This paper aims to describe a kind of relations between Germans and immigrants in the 1990s in the case of a ghetto community in a German city. In general, the situation of immigrants from Third World countries, including Turkey, became severer after the German unification in 1990. This was the case at Bruckhausen in Duisburg as well.
The present author describes the situation of the locality on the basis of interviews with local people who are in the position to be able to grasp the relations between Germans and immigrants. Relevant documents and local newspapers were also used. The main interviewees are a pastor, a schoolmaster and a social worker of Turkish origin. All these informants communicate with Turkish immigrants as well as Germans every day.

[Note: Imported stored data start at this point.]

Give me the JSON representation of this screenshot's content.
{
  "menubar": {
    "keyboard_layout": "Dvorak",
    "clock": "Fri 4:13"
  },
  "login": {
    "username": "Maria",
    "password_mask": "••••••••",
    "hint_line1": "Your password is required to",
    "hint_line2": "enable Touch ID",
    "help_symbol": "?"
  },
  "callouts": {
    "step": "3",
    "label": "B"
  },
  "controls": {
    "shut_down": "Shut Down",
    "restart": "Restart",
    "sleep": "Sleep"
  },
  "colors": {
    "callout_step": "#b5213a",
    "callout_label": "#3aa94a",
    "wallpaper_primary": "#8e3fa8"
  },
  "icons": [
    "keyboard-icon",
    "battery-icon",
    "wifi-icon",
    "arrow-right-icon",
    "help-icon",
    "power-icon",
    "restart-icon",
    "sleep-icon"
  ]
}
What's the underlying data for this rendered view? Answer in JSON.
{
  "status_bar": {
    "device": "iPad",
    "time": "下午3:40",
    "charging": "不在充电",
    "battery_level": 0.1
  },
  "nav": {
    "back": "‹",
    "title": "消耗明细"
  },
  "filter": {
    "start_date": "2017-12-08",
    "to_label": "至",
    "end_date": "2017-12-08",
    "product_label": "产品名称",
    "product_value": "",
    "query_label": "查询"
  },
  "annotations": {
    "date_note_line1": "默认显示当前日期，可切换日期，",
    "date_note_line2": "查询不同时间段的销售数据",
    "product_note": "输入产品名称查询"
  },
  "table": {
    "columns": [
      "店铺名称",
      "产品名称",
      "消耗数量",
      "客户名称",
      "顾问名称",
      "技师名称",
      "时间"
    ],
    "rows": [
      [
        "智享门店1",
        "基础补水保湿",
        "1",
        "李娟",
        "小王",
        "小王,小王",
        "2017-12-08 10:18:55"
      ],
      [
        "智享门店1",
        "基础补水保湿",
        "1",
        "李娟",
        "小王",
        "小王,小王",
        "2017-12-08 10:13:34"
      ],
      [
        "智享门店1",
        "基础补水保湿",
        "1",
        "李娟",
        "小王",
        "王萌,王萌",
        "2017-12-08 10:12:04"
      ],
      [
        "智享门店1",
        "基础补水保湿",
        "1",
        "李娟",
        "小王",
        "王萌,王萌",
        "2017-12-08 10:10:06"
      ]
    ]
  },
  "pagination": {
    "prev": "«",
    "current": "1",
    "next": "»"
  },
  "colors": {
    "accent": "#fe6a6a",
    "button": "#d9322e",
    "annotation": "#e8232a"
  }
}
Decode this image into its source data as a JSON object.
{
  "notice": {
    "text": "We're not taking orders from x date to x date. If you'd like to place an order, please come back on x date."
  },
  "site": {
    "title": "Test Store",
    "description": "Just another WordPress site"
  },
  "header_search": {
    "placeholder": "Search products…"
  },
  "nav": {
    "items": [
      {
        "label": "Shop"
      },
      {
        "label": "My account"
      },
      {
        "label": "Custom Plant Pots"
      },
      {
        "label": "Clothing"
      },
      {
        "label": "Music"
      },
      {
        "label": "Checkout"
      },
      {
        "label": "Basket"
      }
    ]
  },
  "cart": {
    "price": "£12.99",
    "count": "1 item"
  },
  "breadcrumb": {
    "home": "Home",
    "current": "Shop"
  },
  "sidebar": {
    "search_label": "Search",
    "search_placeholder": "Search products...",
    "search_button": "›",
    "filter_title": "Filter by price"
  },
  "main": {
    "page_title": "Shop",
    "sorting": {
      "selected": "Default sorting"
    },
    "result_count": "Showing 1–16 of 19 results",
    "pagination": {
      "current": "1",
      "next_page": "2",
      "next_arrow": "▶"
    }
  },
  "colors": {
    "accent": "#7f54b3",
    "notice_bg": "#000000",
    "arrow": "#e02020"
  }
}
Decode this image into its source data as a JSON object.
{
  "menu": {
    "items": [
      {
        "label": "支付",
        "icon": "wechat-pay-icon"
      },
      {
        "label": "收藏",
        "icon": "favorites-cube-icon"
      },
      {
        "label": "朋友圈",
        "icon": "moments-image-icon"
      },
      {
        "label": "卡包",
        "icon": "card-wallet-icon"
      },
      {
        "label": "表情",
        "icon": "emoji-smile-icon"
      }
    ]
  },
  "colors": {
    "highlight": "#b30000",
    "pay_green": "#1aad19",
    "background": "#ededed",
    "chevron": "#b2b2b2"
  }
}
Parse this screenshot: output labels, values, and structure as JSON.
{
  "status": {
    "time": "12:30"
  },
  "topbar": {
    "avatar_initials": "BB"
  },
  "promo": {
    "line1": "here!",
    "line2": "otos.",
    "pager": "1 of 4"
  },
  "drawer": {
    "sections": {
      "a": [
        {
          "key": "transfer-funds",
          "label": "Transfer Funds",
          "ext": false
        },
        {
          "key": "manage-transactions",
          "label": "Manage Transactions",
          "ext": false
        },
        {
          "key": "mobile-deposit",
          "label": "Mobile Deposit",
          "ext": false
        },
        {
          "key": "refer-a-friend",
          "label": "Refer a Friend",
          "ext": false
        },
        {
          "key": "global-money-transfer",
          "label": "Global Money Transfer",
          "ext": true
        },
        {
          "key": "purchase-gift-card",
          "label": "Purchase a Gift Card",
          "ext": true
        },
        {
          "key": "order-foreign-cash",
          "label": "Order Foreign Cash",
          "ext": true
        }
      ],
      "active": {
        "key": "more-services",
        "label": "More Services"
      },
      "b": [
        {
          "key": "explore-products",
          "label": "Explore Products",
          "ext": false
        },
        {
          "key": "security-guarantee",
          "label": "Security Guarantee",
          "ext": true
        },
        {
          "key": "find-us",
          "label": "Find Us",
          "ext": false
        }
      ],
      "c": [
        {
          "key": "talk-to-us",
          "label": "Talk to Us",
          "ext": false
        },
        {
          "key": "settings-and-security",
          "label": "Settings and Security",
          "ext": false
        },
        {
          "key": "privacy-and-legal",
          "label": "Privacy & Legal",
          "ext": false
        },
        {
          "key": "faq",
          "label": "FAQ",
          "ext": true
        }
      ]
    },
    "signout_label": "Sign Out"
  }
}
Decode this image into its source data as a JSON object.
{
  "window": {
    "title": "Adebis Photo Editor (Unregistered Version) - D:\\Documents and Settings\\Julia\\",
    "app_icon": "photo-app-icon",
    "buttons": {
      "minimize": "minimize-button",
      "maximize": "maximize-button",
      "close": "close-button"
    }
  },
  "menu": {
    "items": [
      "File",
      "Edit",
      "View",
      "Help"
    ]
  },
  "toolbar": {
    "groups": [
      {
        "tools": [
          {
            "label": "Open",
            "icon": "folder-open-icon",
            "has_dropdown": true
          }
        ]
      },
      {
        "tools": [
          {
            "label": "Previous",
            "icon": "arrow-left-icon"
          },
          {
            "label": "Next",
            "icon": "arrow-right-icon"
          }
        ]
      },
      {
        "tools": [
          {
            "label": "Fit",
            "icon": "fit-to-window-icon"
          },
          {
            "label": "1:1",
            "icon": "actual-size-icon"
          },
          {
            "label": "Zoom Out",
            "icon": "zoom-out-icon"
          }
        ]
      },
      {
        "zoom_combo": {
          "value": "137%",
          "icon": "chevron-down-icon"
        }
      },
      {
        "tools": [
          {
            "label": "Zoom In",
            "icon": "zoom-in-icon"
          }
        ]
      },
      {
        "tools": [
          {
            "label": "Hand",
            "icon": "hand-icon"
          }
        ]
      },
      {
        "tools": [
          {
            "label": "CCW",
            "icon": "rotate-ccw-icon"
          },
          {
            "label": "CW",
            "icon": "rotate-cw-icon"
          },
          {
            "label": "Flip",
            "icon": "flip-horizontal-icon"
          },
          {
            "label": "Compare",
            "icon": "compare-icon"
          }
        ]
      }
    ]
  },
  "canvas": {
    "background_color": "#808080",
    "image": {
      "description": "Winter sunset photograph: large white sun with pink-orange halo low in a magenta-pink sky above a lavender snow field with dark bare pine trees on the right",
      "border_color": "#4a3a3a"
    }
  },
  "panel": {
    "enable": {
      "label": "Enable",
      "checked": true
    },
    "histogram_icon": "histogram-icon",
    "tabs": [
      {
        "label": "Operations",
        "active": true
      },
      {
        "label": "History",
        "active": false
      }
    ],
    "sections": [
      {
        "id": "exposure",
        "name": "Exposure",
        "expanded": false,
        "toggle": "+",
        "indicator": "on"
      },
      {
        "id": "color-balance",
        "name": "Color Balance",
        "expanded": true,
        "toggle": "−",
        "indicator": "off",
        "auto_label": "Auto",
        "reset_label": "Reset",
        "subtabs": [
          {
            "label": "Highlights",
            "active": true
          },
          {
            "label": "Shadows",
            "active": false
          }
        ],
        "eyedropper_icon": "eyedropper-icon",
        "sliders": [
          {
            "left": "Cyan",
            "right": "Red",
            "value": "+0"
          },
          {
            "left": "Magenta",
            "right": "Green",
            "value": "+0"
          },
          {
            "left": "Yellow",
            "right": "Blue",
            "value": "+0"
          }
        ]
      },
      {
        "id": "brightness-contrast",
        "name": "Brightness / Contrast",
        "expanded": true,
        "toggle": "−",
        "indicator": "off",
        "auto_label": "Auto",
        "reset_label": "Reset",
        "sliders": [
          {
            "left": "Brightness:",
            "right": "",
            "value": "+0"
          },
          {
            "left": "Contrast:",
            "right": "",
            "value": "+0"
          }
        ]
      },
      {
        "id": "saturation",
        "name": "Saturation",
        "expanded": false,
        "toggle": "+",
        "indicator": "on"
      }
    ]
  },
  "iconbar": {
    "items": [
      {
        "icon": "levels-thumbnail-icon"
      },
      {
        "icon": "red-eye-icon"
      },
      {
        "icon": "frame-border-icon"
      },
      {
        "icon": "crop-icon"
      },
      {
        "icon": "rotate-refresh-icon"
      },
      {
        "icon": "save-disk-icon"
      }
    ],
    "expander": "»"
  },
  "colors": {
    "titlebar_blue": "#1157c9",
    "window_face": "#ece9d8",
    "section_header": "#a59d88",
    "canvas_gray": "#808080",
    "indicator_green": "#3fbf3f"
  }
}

It is evident from this paper that Germans and immigrants from different origins do not live together in this locality, but that they live side by side with no interests in their neighbors and sometimes with prejudice, antipathy and even hostility against each other. This atmosphere has been created over the last over twenty years in the local milieu, as the present author has demonstrated previously, and it was strengthened by the enhancement of German nationalism after 1990.
We should, however, pay attention to the fact that some local people and the local government have endeavored to construct communication channels between the majority at the locality, namely Turkish people, and minorities, namely the other immigrants and Germans. We can see some successful examples of communication enhancement. Nevertheless, the dominant atmosphere of living side by side rather than living together remains.